Department of Health NHS LIFT Universal Model (‘the Model’) – Modification Release Note

Reasons for Modification

The version of the Model issued by the Department of Health on the FINMAN website on 6 June 2009was reissued on 23 June 2009. Subsequently to that reissue, further modifications were needed, as set out below:

  1. In scenarios where the option to purchase the assets on expiry of the Lease Plus Agreement is assumed to be exercised, the amount paid to exercise the option and included in the minimum lease payments was incorrectly calculated. This amount should equal the anticipated fair value of the assets at the end of the contract that PCTs are required to obtain per paragraph 99 of the NHS LIFT IFRS Accounting Guidance Manual less the Adjustment applying where this value is substantially greater than the value assumed in the LIFTCo financial model. This error means that the profile of the finance lease creditor balance calculated in the Universal Model will be incorrect. This error will not affect the outcome of calculations where the option to purchase the assets is not assumed to be exercised
  2. In all scenarios, the impact of starting and finishing the Lease Plus Agreement part way through a six month period was not reflected in the amount of lease interest charged in the starting and ending period. While not affecting the total lease interest charged, this error would mis state the interest charged in the first or last six month period, while also potentially affecting the amounts charged in all of the other periods

Modifications to user manual since initial issue

Since the initial issue of the Model on 6 June 2009, the following substantive changes have been made to the Model as described in the User Manual issued with the Model:

  1. The Model now allows users to opt not to index the carrying value of property plant and equipment. If users opt to allow this indexation, assets are assumed to change in value according to the same factor applying to the Lease Plus Payment, which will normally be RPI. Users opting not to index property plant and equipment will still need to carry out regular valuation reviews. The indexation option is mainly so that users can compare the project-life impact of on balance sheet and off balance sheet accounting.

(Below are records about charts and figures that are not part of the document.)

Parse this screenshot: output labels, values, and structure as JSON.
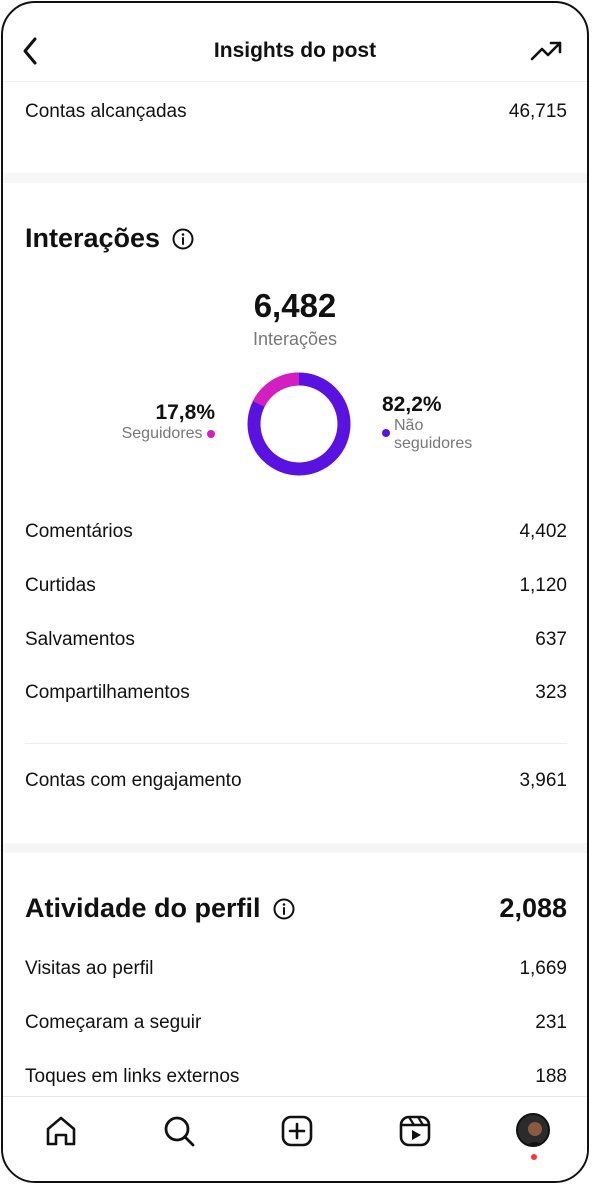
{
  "header": {
    "title": "Insights do post",
    "back_icon": "chevron-left-icon",
    "trend_icon": "trending-up-icon"
  },
  "reach": {
    "label": "Contas alcançadas",
    "value": "46,715"
  },
  "interactions": {
    "title": "Interações",
    "total": "6,482",
    "total_label": "Interações",
    "followers_pct": "17,8%",
    "followers_label": "Seguidores",
    "followers_color": "#d41fc0",
    "non_followers_pct": "82,2%",
    "non_followers_label_1": "Não",
    "non_followers_label_2": "seguidores",
    "non_followers_color": "#5a12e0",
    "followers_fraction": 0.178,
    "rows": [
      {
        "label": "Comentários",
        "value": "4,402"
      },
      {
        "label": "Curtidas",
        "value": "1,120"
      },
      {
        "label": "Salvamentos",
        "value": "637"
      },
      {
        "label": "Compartilhamentos",
        "value": "323"
      }
    ],
    "engaged": {
      "label": "Contas com engajamento",
      "value": "3,961"
    }
  },
  "profile_activity": {
    "title": "Atividade do perfil",
    "total": "2,088",
    "rows": [
      {
        "label": "Visitas ao perfil",
        "value": "1,669"
      },
      {
        "label": "Começaram a seguir",
        "value": "231"
      },
      {
        "label": "Toques em links externos",
        "value": "188"
      }
    ]
  },
  "tabbar": {
    "items": [
      "home-icon",
      "search-icon",
      "create-icon",
      "reels-icon",
      "profile-avatar"
    ]
  }
}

This change is addressed in Paragraph 35 of the User Manual as reissued on [23] July 2009.

  1. The Model now also assumes that the fixed asset value is not indexed in scenarios where the option to purchase the asset is assumed not to be exercised. This change is made because the asset in this scenario is measured as the net present value of future minimum lease payments. This NOV calculation applies a discount rate calculated from the residual value of the assets; henceany index applied may not be appropriate.

This change is addressed in Paragraph 35 of the User Manual as reissued on [23] July 2009.

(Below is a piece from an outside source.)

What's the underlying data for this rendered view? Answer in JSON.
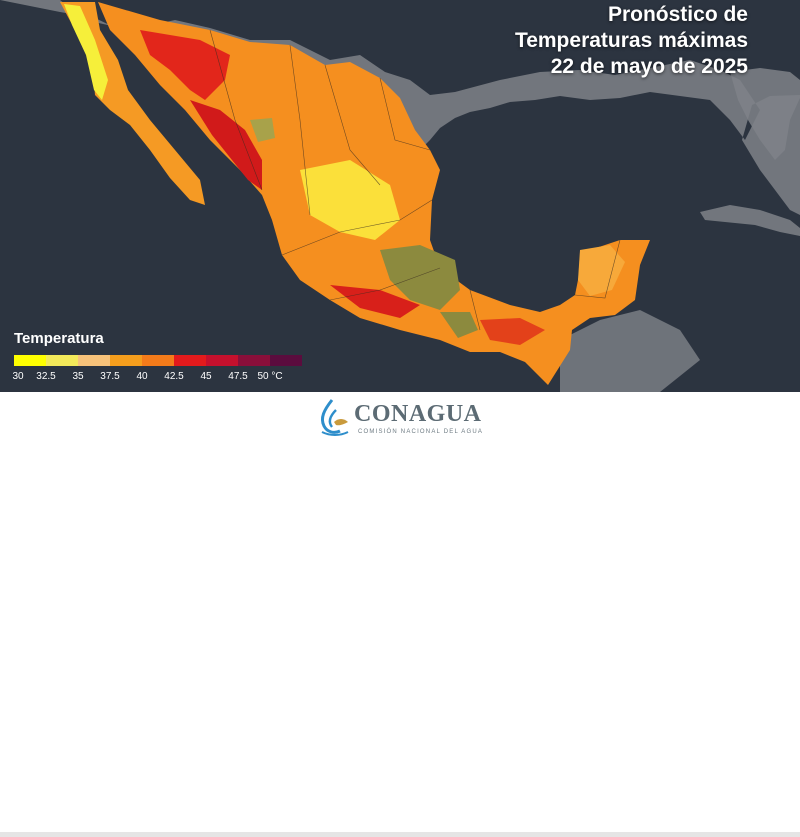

  1. A new macro has been coded that copies then pastes the calculated depreciation profile to the six month period immediately prior to the timing of a revaluation of the buildings. The effect of this is to ensure that the profile prior to the revaluation is not changed. The macro then recalculates the depreciation profile from the point of the revaluation so that the asset closing balance at the end of the Term equals the expected residual interest.

Changes resulting from this modification in how the Model is used are as follows:

Revised values for buildings must not be input until all other inputs are added and the model run successfully. Once this is complete, the revised value for the buildings should be input to the appropriate location in Asset Inputs! F17:CR21. Then the button on the Controls tab labelled “Closing NBV Goal Seek post reval” should be clicked.

If users decide to remove the revaluation after this macro has been run, the formulae in rows 95 – 104 of Depreciation Calcs should be copied back to column F, then the button on the Controls tab labelled “Closing NBV Goal Seek pre reval” should be clicked. This should restore the calculated amounts to those before the revaluation was input.

Users should note that as currently configured, the Model will not restore the original depreciation profile for scenarios other than the scenario for which a new asset value has been entered. Where this is the case, users should save separate versions of the Model for scenarios for which new asset values have been entered.

  1. New calculations have been added to Depreciation Calcs! Rows 107-117 to capture changes in land values arising from indexation adjustments and revaluations. The indexation of land is assumed to occur at the same rate as for buildings or the actual RPI change for each period. Following this change, the NBV Goal Seek macros now converge to the closing value of the buildings rather than the whole asset, meaning that changes in depreciation reflect only changes in the buildings’ carrying value.

No changes to how the Model is used result from this modification.